As the war on reproductive rights has deepened, so too has the divide between conservative and liberal women. The right to choose is now an integral tenant of feminist theory: to support it is to champion women's body autonomy, to deny it is to advance their subjugation. This has thrust female pro-life advocates into an uncomfortable chasm — one in which defending their personal beliefs puts them at odds with those whose very freedoms they're fighting to revoke.
In The Handmaid's Tale, Serena Joy is one of these such women. Before the fictional autocracy of Gilead rose to power, she was a televangelist who preached the importance of "domestic feminism" — essentially a roadmap for the restrictive, antiquated society she now finds herself in.
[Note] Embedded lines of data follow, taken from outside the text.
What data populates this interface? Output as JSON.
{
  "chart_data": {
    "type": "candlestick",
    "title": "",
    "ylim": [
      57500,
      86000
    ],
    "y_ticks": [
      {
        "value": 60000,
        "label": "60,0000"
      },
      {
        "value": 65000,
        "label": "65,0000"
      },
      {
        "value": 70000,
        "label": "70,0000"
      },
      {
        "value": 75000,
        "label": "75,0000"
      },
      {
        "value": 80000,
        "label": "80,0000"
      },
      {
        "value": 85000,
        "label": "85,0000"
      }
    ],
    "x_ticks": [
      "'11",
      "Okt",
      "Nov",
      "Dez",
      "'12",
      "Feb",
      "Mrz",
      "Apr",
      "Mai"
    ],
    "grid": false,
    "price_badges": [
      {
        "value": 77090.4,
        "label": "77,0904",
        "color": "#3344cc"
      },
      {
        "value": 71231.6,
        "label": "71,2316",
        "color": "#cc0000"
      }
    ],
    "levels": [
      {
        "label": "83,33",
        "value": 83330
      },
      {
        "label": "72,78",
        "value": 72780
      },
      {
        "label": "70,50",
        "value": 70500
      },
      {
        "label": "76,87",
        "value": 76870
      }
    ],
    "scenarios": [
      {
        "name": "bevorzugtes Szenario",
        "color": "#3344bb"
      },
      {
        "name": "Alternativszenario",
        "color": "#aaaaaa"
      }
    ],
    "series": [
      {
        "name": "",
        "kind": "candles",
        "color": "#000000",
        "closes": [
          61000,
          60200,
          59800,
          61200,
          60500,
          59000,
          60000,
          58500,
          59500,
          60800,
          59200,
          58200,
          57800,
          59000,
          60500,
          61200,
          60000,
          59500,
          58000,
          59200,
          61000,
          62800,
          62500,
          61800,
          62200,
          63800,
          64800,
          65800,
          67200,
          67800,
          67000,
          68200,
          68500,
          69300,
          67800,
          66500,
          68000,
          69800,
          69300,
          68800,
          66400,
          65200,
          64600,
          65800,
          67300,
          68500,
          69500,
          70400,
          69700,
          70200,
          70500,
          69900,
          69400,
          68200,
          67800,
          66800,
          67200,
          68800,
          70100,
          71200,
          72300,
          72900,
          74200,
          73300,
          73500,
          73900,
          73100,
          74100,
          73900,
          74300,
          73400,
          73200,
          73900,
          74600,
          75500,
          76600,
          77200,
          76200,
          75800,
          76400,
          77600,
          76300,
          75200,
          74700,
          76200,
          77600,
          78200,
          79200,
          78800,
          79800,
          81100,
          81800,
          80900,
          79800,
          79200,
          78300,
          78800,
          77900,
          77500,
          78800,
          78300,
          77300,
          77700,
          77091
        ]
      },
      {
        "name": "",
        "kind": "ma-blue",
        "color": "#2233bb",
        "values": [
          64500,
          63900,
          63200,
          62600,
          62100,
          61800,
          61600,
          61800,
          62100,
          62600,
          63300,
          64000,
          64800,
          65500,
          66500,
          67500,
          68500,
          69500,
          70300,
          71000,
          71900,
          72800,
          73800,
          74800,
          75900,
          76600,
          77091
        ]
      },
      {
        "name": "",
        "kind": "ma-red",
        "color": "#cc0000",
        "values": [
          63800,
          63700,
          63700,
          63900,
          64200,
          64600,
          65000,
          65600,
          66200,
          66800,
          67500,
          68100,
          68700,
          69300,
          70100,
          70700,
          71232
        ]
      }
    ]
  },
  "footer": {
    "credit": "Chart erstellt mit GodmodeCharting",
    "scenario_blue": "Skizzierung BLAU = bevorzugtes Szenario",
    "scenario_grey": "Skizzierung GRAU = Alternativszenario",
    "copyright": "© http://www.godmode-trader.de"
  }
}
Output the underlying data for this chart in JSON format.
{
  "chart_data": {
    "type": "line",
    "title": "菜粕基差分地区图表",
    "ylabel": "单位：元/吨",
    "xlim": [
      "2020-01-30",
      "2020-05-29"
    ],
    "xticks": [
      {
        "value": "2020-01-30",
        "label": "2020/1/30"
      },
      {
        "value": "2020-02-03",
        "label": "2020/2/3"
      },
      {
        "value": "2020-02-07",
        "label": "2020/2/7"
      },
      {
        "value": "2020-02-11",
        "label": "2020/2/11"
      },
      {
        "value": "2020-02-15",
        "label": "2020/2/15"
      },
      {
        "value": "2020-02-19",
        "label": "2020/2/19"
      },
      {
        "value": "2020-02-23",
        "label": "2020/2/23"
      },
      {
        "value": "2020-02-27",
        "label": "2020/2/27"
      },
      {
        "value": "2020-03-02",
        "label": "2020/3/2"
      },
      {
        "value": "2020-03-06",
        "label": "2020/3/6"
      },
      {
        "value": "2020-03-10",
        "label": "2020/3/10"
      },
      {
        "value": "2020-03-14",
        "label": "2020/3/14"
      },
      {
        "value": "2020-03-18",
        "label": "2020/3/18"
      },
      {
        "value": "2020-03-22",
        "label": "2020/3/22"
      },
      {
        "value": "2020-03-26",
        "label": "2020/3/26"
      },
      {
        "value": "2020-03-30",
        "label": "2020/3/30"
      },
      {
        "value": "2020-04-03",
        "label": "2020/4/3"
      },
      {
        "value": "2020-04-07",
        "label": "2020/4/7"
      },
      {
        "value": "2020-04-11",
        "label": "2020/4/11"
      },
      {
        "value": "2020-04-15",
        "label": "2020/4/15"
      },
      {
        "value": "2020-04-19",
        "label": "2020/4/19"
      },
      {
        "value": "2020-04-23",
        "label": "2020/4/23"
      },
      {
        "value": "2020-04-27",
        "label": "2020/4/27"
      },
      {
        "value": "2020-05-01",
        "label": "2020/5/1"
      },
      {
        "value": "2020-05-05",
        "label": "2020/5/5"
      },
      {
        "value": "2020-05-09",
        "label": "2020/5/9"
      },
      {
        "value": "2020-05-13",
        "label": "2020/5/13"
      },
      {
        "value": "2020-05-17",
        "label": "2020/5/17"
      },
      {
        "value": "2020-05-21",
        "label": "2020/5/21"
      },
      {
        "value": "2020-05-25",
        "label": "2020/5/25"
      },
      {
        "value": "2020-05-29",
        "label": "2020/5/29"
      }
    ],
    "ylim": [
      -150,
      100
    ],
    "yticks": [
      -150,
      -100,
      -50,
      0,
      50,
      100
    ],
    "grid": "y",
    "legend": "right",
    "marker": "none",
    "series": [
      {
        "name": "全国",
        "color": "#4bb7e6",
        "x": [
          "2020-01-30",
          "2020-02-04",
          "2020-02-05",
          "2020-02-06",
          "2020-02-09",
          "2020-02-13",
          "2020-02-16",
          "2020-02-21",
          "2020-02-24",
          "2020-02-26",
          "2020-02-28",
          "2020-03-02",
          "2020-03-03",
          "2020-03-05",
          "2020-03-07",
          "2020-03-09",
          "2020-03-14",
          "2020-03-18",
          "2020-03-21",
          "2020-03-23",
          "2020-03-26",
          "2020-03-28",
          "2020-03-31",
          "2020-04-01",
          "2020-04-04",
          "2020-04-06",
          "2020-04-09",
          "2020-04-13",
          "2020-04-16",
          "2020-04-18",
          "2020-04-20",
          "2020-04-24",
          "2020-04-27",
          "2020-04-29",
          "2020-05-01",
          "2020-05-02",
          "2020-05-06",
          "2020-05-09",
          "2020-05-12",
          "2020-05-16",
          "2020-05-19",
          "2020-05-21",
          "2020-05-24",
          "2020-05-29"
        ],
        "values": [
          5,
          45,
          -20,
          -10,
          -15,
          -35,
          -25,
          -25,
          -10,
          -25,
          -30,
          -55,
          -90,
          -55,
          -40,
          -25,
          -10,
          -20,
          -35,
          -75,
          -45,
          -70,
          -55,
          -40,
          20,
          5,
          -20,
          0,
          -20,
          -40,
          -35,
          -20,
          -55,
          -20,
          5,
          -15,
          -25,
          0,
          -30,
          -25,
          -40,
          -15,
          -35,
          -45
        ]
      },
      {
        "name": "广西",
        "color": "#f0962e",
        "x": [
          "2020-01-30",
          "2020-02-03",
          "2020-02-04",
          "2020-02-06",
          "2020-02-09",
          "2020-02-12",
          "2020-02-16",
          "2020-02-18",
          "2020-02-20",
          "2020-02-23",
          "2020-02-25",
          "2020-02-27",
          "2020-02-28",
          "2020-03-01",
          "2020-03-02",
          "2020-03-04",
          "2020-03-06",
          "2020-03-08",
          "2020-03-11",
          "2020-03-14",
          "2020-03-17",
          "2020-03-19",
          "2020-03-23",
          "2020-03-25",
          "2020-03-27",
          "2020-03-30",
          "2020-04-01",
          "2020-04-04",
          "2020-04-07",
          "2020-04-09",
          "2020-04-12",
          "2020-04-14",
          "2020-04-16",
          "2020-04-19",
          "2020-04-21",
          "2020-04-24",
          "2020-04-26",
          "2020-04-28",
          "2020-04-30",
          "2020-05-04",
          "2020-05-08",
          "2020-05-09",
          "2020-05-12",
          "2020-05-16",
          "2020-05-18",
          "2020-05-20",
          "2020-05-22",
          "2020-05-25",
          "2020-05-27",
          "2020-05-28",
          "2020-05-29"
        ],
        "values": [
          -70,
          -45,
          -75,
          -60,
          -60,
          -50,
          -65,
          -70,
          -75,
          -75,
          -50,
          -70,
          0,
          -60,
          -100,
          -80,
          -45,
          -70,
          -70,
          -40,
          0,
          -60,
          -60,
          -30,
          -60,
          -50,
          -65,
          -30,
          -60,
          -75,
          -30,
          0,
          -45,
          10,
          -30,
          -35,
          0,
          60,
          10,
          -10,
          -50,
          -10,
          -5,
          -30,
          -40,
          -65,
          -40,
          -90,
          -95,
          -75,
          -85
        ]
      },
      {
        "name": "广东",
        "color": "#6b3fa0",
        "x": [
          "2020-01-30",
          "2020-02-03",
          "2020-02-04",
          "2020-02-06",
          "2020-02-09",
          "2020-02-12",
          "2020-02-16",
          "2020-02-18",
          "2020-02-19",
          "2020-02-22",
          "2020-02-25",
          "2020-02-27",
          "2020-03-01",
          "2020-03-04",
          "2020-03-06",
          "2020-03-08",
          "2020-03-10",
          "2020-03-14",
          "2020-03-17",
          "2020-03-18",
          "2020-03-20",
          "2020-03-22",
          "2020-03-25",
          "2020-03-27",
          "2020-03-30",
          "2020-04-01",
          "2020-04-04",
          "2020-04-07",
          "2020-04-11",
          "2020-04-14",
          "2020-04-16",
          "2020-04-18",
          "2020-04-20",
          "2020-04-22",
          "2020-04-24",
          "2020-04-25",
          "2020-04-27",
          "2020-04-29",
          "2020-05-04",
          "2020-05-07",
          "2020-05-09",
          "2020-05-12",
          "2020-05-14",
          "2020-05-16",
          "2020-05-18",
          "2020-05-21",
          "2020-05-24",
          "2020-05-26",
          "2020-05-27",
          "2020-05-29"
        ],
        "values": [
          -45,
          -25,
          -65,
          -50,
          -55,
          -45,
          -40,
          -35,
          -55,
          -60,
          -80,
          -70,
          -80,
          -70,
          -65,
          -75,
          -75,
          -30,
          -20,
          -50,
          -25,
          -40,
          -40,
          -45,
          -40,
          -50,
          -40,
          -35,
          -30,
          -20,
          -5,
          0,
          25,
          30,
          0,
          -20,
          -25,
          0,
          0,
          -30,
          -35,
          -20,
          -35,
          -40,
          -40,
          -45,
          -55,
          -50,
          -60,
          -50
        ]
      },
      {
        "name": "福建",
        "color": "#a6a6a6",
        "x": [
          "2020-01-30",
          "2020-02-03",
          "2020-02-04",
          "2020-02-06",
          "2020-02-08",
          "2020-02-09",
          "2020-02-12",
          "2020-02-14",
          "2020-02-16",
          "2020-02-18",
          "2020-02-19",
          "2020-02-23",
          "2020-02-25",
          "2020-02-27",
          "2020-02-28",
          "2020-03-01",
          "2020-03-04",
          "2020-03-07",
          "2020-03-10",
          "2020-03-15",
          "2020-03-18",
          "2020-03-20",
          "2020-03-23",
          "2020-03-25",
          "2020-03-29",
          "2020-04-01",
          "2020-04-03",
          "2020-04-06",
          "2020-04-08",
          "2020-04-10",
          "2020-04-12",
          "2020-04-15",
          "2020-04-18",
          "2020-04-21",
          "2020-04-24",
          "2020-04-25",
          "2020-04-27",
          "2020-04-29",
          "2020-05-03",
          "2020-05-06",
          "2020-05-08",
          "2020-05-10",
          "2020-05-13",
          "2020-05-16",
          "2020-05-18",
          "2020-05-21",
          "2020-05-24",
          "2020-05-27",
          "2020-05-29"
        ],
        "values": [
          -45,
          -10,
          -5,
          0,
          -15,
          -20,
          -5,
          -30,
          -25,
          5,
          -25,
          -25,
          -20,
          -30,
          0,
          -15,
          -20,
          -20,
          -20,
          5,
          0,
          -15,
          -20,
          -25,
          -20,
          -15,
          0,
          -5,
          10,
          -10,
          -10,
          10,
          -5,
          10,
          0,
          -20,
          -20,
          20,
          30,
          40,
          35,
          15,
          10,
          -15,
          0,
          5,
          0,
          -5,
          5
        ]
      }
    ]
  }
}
She'd given speeches, written a book, influenced policy that worked to put women back in the home. But here, women are not allowed to read her book, or anything else for that matter; her opinions have become defunct. And in the show's sixth episode, "A Woman's Place," viewers learn it was Serena who created her own prison.
Incensed by the many women "abandoning" their families, Serena and her husband, Fred, spearheaded a coup that would revert America to its Puritanical roots. Their proposal espoused some sort of destiny fulfillment. As a degrading environment rendered women increasingly infertile, they sought a return to the gender roles that pervade Biblical scriptures, where women are indentured homemakers, allegiant to their families. It's not clear if Serena had any inkling of where such a concept could lead, but the end result is unequivocal: a misogynistic hierarchy in which men are superior and women are enslaved. Serena included.
Afterward, Serena's requests to take part in policymaking for the very regime she'd helped establish are categorically denied, leaving her subservient to the men she'd so willfully aided in seizing control. By prioritizing her religious loyalties over equality, she'd stripped herself of any stake in her own future. She chose this life.
If that sounds familiar, it should. As Sarah Jones writes for New Republic, Serena's character was modeled after a long line of female fundamentalist celebrities: Phyllis Schlafly, Tammy Faye Bakker, Aimee Semple McPherson. In a more modern context, you could compare Serena to figures like Tomi Lahren, perhaps one of the right's most outspoken young pundits, or Donald Trump's faithful aide, Kellyanne Conway, who defends his statements as if they're divine truths.
You could also look to the scores of women who voted for Trump. Some vocally condemned the blatant sexism that surrounded his campaign, but cast their ballots nonetheless, citing reasons like his vow to pursue an anti-abortion platform, or the appeal of his claim to the Republican party mantle after eight years under Democratic leadership. "You focus on the good," proclaimed one woman in the New York Times.
But Handmaid's Tale shows exactly the problem with "focusing on the good." Disregarding injustices doesn't erase them, it only numbs you to the sting. And by the time that silent pain jolted the women of Gilead awake, a thousand tiny indignities had amassed into something far more crippling. As Jones writes, "the show does more than warn of a possible future: It asks us to consider how we’d end up there." Serena Joy, then, serves as a cautionary figure for the dangers of complying with the patriarchy — an unnerving reminder that it is not just men, but crucially some women, that fuel female oppression. If we're not careful, Serena's circumstances seem to warn, we'll do more than surrender to a patriarchal fate. We'll dig the grave.